Görmek için yollara düştüğümüz İshak Paşa Sarayı
İran sınırına yakın, İpek Yolu üzerinde yer alan İshak Paşa Sarayı, 7600 metrekarelik alan üzerinde, stratejik öneme sahip yüksek ve geniş bir platform üzerinde yer alıyor.
Kubbesi ve minaresi sonsuzluğa uzanıyormuş gibi görünen, uçsuz bucaksız bir manzaranın önünde kontrast oluşturan bu tepedeki taş yapının arkasından göz kamaştırıcı bir gün batımını izlemek kadar büyülü çok az deneyim vardır. Tırtıklı kayalarla desteklenen İshak Paşa Sarayı, 1784’te tamamlandı. Günümüzde yeni bir cam çatıyla korunan ince taş kabartmalı birkaç bölüm var. Saraya varmak için Doğubayazıt merkezden 6 km’lik yolculuk yapmak gerekiyor.
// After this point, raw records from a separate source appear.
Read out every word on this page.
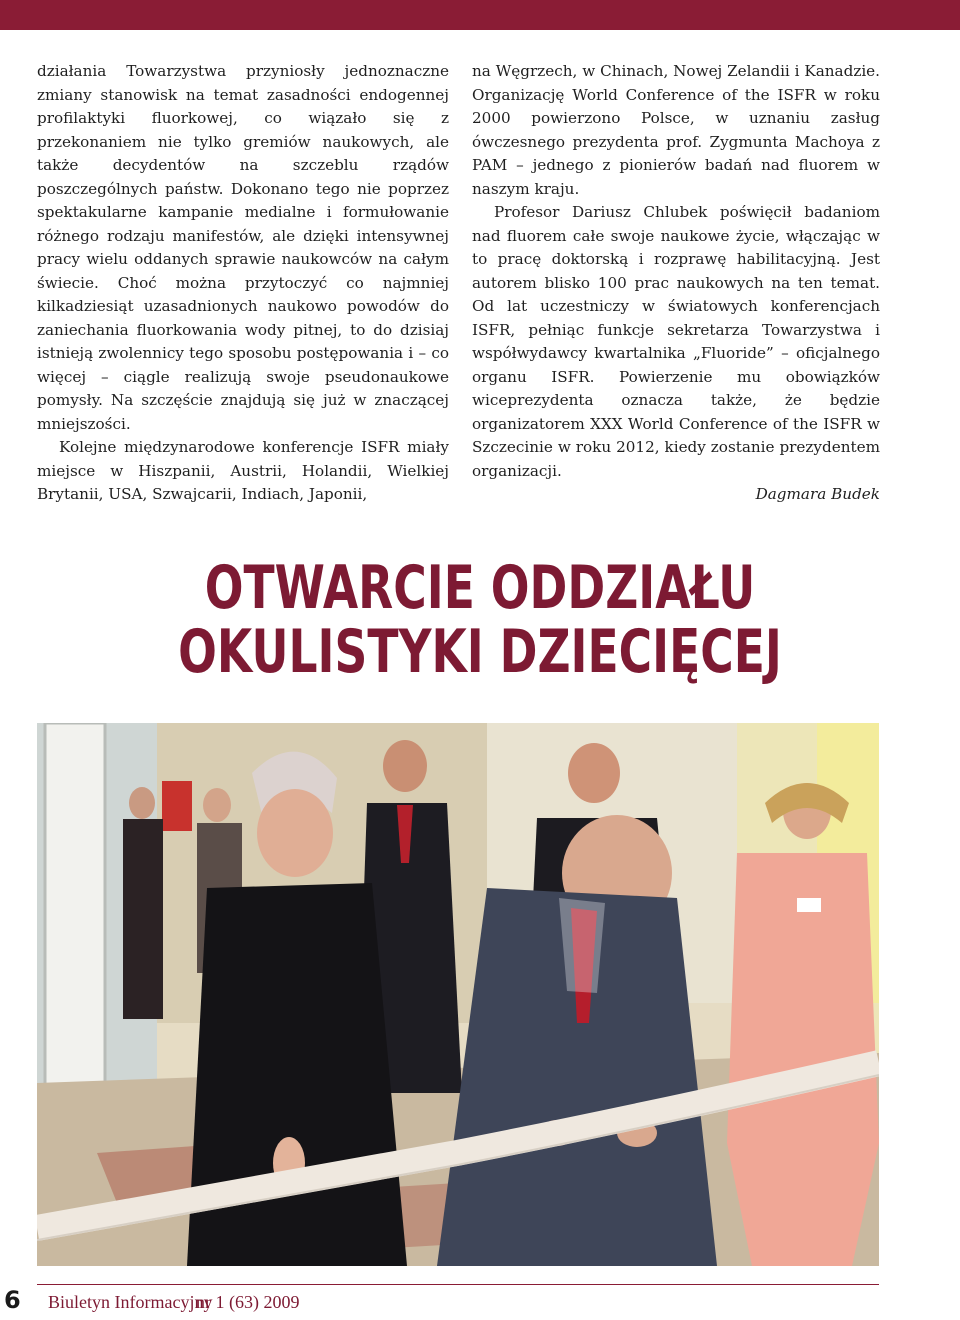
działania Towarzystwa przyniosły jednoznaczne zmiany stanowisk na temat zasadności endogennej profilaktyki fluorkowej, co wiązało się z przekonaniem nie tylko gremiów naukowych, ale także decydentów na szczeblu rządów poszczególnych państw. Dokonano tego nie poprzez spektakularne kampanie medialne i formułowanie różnego rodzaju manifestów, ale dzięki intensywnej pracy wielu oddanych sprawie naukowców na całym świecie. Choć można przytoczyć co najmniej kilkadziesiąt uzasadnionych naukowo powodów do zaniechania fluorkowania wody pitnej, to do dzisiaj istnieją zwolennicy tego sposobu postępowania i – co więcej – ciągle realizują swoje pseudonaukowe pomysły. Na szczęście znajdują się już w znaczącej mniejszości.

Kolejne międzynarodowe konferencje ISFR miały miejsce w Hiszpanii, Austrii, Holandii, Wielkiej Brytanii, USA, Szwajcarii, Indiach, Japonii,

na Węgrzech, w Chinach, Nowej Zelandii i Kanadzie. Organizację World Conference of the ISFR w roku 2000 powierzono Polsce, w uznaniu zasług ówczesnego prezydenta prof. Zygmunta Machoya z PAM – jednego z pionierów badań nad fluorem w naszym kraju.

Profesor Dariusz Chlubek poświęcił badaniom nad fluorem całe swoje naukowe życie, włączając w to pracę doktorską i rozprawę habilitacyjną. Jest autorem blisko 100 prac naukowych na ten temat. Od lat uczestniczy w światowych konferencjach ISFR, pełniąc funkcje sekretarza Towarzystwa i współwydawcy kwartalnika „Fluoride” – oficjalnego organu ISFR. Powierzenie mu obowiązków wiceprezydenta oznacza także, że będzie organizatorem XXX World Conference of the ISFR w Szczecinie w roku 2012, kiedy zostanie prezydentem organizacji.

Dagmara Budek

OTWARCIE ODDZIAŁU
OKULISTYKI DZIECIĘCEJ
6 Biuletyn Informacyjny
nr 1 (63) 2009
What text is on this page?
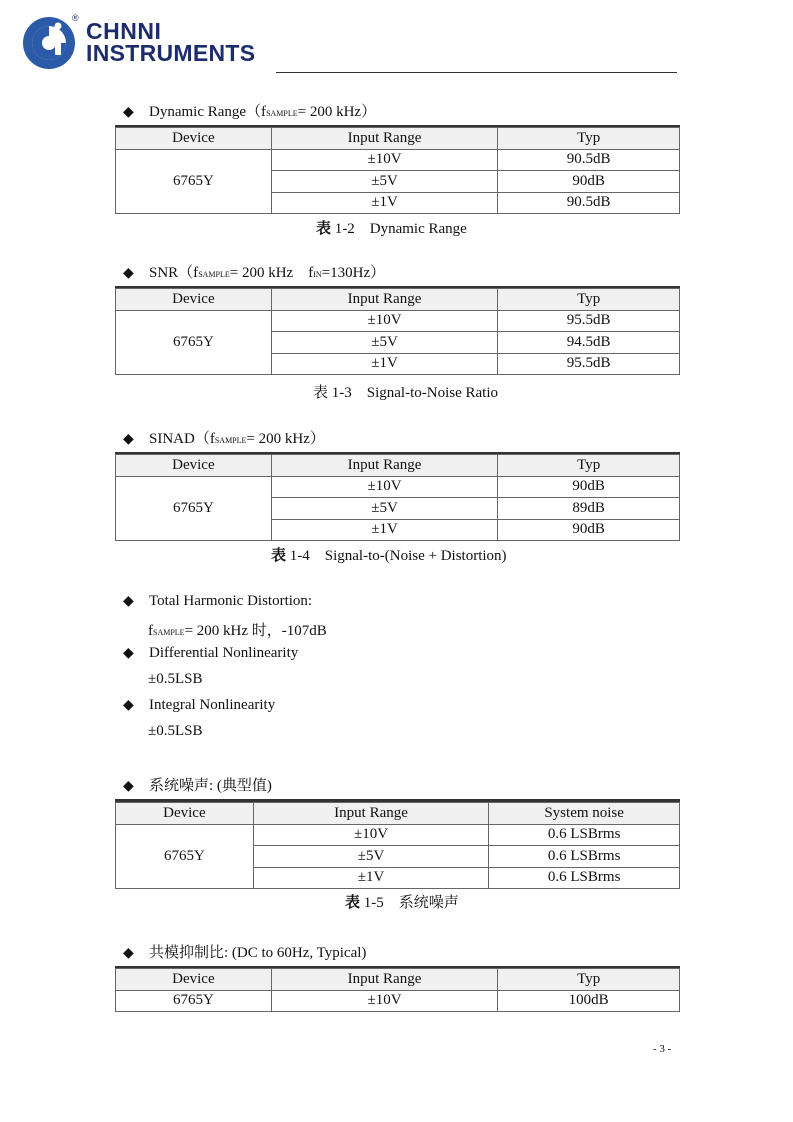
® CHNNI
INSTRUMENTS
◆ Dynamic Range（fSAMPLE= 200 kHz）
Device	Input Range	Typ
6765Y	±10V	90.5dB
	±5V	90dB
	±1V	90.5dB
表 1-2　Dynamic Range
◆ SNR（fSAMPLE= 200 kHz　fIN=130Hz）
Device	Input Range	Typ
6765Y	±10V	95.5dB
	±5V	94.5dB
	±1V	95.5dB
表 1-3　Signal-to-Noise Ratio
◆ SINAD（fSAMPLE= 200 kHz）
Device	Input Range	Typ
6765Y	±10V	90dB
	±5V	89dB
	±1V	90dB
表 1-4　Signal-to-(Noise + Distortion)
◆ Total Harmonic Distortion:
fSAMPLE= 200 kHz 时，-107dB
◆ Differential Nonlinearity
±0.5LSB
◆ Integral Nonlinearity
±0.5LSB
◆ 系统噪声: (典型值)
Device	Input Range	System noise
6765Y	±10V	0.6 LSBrms
	±5V	0.6 LSBrms
	±1V	0.6 LSBrms
表 1-5　系统噪声
◆ 共模抑制比: (DC to 60Hz, Typical)
Device	Input Range	Typ
6765Y	±10V	100dB
- 3 -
Anadolu’nun farklı kültürlerinin tasarım özelliklerini tasarımında taşıyan, 18. yüzyıldan kalma saray, sürgüne gönderilen Çıldır ve Ahıska Valisi İshak Paşa için inşa edildi.
Ayrıntılı bir ana kapı, en sağ köşedeki zindanların olduğu ilk avluya açılıyor. İkinci avluda İshak Paşa’ya ait olduğu düşünülen Selçuklu oymaları ve Fars kabartma stillerinin bir karışımıyla zengin bir şekilde dekore edilmiş bir türbe var. Bu alandan başka üç kısma geçilebiliyor. Zarif biçimde oyulmuş bir portalın hemen ilerisinde harem ve tören salonu da dahil olmak üzere özel odalar bulunuyor. Solda ilerlediğinizde yeraltındaki tahıl ambarlarına ve hizmetçi odalarına varıyorsunuz. Sağ tarafta selamlık yer alıyor ve bu bölümün en önemli özelliği orijinal kabartmalarıyla dikkat çeken cami.
Sarayın içinde yer aldığı doğan alan da görmeye değer.